Signs of death

Nancy Holt, from Western Graveyards, 1968

In the series Western Graveyards, Nancy Holt is again recording individual elements from an existing sign system and representing them as an artwork. Here the playfulness of the California Sun Signs is replaced by a poignancy that comes from our encounter with people we never knew through a series of photographs of their last resting places and the way the lives have been memorialised. For me, the series is fascinating in several ways. Firstly, for a Londoner, especially in this summer of rain, the unfamiliarity of graves within a desert landscape is striking; the desolation of the location and the dilapidation of the graves seems at odds with the bright sunlight.

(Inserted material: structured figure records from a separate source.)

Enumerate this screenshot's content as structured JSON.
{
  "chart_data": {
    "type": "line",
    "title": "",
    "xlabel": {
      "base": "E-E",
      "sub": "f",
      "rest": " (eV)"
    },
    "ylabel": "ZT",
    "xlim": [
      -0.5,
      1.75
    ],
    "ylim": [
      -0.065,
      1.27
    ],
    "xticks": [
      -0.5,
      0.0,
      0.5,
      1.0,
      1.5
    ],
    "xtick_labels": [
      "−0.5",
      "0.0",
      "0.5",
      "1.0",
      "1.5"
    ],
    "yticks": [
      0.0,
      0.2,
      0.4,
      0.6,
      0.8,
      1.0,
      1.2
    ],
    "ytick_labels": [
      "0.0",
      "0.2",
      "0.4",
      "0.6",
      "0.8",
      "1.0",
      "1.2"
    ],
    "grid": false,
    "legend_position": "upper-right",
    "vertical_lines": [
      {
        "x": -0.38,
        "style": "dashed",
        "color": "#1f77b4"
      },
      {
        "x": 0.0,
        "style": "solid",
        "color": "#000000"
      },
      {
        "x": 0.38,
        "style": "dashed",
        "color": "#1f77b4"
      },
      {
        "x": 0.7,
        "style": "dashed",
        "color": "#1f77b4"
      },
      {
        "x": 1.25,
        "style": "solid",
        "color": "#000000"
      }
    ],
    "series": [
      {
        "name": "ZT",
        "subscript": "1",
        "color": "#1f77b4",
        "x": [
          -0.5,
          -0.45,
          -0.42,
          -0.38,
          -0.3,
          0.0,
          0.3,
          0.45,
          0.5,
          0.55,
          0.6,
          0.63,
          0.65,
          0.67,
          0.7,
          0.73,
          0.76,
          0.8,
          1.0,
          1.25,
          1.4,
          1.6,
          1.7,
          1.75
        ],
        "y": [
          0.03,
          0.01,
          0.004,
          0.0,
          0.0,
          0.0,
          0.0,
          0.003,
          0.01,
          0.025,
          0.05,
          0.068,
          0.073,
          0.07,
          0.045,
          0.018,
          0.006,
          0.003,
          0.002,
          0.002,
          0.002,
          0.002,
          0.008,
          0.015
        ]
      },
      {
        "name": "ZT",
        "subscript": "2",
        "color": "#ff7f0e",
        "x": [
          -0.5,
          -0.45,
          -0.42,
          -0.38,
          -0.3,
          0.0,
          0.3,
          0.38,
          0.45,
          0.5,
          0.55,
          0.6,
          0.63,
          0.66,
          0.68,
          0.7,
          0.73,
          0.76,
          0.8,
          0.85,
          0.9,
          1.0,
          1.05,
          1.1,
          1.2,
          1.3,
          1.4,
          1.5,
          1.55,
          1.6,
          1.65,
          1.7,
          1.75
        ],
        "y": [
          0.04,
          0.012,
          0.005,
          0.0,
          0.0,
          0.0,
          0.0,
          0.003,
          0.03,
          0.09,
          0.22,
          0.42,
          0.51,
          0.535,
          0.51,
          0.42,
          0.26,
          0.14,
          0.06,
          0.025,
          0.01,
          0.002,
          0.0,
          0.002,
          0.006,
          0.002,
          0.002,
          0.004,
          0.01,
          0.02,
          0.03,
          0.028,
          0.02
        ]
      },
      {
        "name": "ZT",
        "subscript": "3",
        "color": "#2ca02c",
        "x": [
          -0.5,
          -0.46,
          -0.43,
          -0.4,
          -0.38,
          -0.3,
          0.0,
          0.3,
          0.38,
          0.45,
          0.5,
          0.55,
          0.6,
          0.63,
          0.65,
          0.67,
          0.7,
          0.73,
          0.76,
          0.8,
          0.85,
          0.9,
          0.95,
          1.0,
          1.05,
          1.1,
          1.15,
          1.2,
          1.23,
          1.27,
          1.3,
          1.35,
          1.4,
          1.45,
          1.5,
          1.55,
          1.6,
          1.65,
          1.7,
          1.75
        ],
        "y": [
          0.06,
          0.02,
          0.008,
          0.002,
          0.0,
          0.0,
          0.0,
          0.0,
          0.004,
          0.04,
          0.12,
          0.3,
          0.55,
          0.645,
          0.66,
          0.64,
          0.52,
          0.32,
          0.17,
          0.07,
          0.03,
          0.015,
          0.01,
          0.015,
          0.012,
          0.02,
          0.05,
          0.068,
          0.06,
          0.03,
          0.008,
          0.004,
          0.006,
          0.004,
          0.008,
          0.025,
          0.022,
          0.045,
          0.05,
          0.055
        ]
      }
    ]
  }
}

There are sixty pictures in this body of work, which makes for relentless viewing. Each grave represents a life lived – and in some cases more than one, where family members are buried together – and the degree to which the grave has been marked and maintained becomes a key signifier in any bid to work out anything more than each person’s name and dates. There is a sense in which the series is compelling in a similar way to people watching, but here the person is absent and we are left making meaningless judgements on very little information.

One of the strange features of quite a few of the graves is the way in which the space is defined. The dead are fenced in, almost caged. In a way the images epitomise Holt’s interest in the relationship between the human scale and the landscape, something that is evident in her land art. And among the repetition of such a big series – and all sixty images are shown in a two-wall grid in Nancy Holt: Photoworks at Haunch of Venison – there are individual images that are almost unbearably touching. The most striking of these the plot marked by a simple plank of wood, with a few scattered flowers, bearing just the words ‘Baby Baxter’.

Western Graveyards, 1968, installation view at Haunch of Venison

Though the aspect of this piece that is the most interesting is probably the relationship between the vast landscape and the containment of each individual plot, the images that have legible text have inevitably trigger thoughts about those buried there in a different, more speculative way. The sign of a gravestone is one we recognise but in a series such as this they become curiously defamiliarised; in part perhaps this comes down to the location. For me at least, this is a landscape that is only really familiar from film, giving it the feel of a fictional space in which the dominant narratives aren’t so much of lives lived but of stories told.